Es mejor olvidarse del vino y optar por cerveza.

Esto es parcialmente cierto si consideramos, sobre todo, los sabores picantes de algunas gastronomías como la de Sichuan que realmente requiere de la bebida que acompaña algo que aplaque esa sensación intensa. Pero aparte de esas excepción, buena parte de los platos más conocidos pueden armonizarse con vino.

La salsa de soya arruinará el vino.

Lo primero que hay que decir es que lamentablemente hay salsas de soya de muy baja calidad que, efectivamente, tienen un contenido de sodio tan alto y dejan una impresión salada tan fuerte que inmediatamente saca sabores metálicos de los vinos tintos; sin embargo, la clave es, entonces, optar por un producto de calidad.

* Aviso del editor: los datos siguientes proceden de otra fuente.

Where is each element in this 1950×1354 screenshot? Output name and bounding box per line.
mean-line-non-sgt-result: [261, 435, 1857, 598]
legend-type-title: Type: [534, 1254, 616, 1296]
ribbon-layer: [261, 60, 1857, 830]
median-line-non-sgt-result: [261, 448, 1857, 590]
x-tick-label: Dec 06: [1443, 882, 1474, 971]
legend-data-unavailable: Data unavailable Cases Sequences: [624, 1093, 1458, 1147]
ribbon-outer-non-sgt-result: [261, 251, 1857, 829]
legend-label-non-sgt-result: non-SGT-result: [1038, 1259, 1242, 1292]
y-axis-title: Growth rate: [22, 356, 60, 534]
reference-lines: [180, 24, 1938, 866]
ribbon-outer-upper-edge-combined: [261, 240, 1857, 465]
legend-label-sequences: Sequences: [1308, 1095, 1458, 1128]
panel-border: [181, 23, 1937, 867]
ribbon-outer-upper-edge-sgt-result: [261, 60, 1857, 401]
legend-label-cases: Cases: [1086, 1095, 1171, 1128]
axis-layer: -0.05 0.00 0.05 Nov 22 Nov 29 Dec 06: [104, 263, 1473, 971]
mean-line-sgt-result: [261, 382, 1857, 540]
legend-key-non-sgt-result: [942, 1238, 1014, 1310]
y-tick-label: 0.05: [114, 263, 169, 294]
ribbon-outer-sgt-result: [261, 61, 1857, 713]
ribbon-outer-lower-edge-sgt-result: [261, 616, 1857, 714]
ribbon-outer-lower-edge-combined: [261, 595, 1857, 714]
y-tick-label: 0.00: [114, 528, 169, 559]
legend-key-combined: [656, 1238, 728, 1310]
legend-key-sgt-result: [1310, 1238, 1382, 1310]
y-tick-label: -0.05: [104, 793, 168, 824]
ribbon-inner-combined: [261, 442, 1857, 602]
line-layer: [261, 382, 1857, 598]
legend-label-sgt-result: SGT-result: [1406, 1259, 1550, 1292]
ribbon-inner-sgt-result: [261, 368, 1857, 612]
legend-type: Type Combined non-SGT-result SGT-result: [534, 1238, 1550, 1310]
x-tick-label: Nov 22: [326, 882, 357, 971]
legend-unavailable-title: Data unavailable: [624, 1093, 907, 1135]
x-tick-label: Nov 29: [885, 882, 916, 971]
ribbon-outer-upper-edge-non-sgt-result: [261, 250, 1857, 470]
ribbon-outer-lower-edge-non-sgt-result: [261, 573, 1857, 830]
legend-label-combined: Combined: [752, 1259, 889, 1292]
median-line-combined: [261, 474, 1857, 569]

El otro aspecto es la cantidad de salsa que uses: si estás disfrutando un delicado roll de pesca blanca con un sauvignon blanc, puede que sientas la tentación de remojar brevemente cada pieza del rollo en soya, pero debe ser un paso muy breve para que la soya no opaque el vino

Básicamente sirven vinos blancos.

Basta pensar en las preparaciones con carne y las cocciones con salsas de pescado o de ostras para saber que los vinos blancos sólo sirven para determinados platos. Tintos especiados como malbec o syrah pueden acompañar numerosos platos que incluyen los populares arroces fritos e incluso el pato laqueado (aunque en este caso un pinot noir podría ser de utilidad). Mención aparte merecen los vinos rosados que pueden ofrecer el balance perfecto cuando se trata de platos levemente picantes. Además, varios platos de la cocina asiática, del sashimi a los estofados, pueden encontrar buena armonía en espumosos blancos y rosados.